IL CAPITALE UMANO di Paolo Virzì (2014)
Dopo due film importanti e riusciti (Tutta la Vita Davanti e La Prima Cosa Bella) e uno abbastanza modesto (Tutti i Santi Giorni), Paolo Virzì cambia decisamente registro e decide di adattare per lo schermo Il Capitale Umano, romanzo dello scrittore americano Stephen Amidon, prendendo il rischio più grande della sua carriera. Il risultato è uno dei migliori lavori della sua filmografia e forse il film che più di ogni altro, negli ultimi anni, riesce a raccontare l’Italia contemporanea, tra post-berlusconismo e crisi economica-istituzionale.
Partendo da un misterioso incidente stradale che fa da perno a tutto il racconto, il film racconta l’intrecciarsi di tre storie ambientate nella Brianza lombarda. Nella prima, Dino Ossola (Fabrizio Bentivoglio), immobiliarista bramoso di ascesa sociale, investe tutti i suoi risparmi nei titoli della fondazione di Carlo Barnaschi (Fabrizio Gifuni), padre del fidanzato di sua figlia. Nella seconda, la moglie di Barnaschi (Bruni Tedeschi) si innamora di un teatro abbandonato e decide di darsi al mecenatismo. Nella terza, la figlia di Dino Ossola (Gioli) lascia il figlio di Barnaschi (Pinelli) e conosce Luca (Anzaldo) ragazzo problematico ma sensibile.

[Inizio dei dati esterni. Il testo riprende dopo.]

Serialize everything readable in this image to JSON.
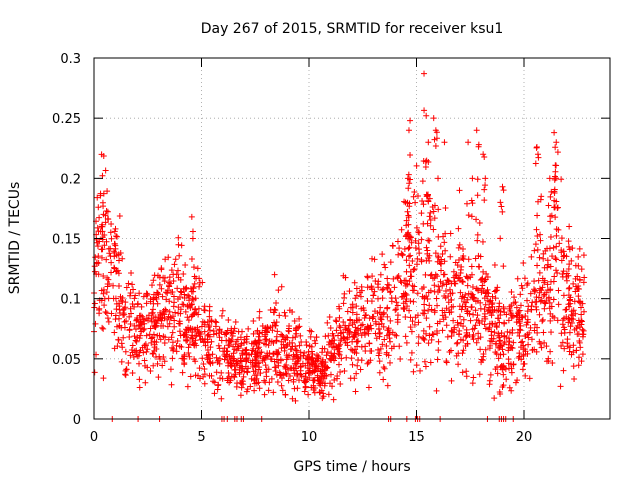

Queste tre vicende finiranno per collidere la sera del misterioso incidente stradale che apre il film.
Virzì, insieme agli storici collaboratori Bruni e Piccolo, trasporta il romanzo di Amidon dalla provincia americana del Connecticut alla Brianza, facendone uno specchio crudele e beffardo di quell’Italia teoricamente virtuosa ma in realtà volgare ed arrivista che ha portato il paese sull’orlo della bancarotta. Attraverso il film, infatti, emerge chiaro il ritratto di un default culturale prima che economico, prodotto da una generazione che ha dissipato tutto ciò che ha ricevuto dai padri e ha rovinato il futuro dei propri figli, pensando che la scorciatoia e l’aggiramento dell’ostacolo fossero il modo più saggio attraverso cui affrontare la vita. Quello del Capitale Umano è un ritratto cupo e feroce dell’Italia di oggi, la cui rinascita, come suggerisce l’ultima scena, viene affidata con speranza ai giovani, in un passaggio di testimone generazionale che fa intravedere una scintilla di ottimismo. A questa efficace architettura metaforica, comunque, si somma un film dalla forza narrativa unica, con un lotto di personaggi perfetti e memorabili e con un intreccio geniale che tiene con il fiato sospeso fino all’ultimo minuto. Il Capitale Umano è dunque una dramedy con venature thriller che sa cogliere in modo davvero unico lo spirito dei tempi e che dimostra, una volta per tutte, la raggiunta maturità artistica di Paolo Virzì. Se tra 20 anni si vorrà capire com’era l’Italia nel 2013, si potrà benissimo cominciare guardando questo film.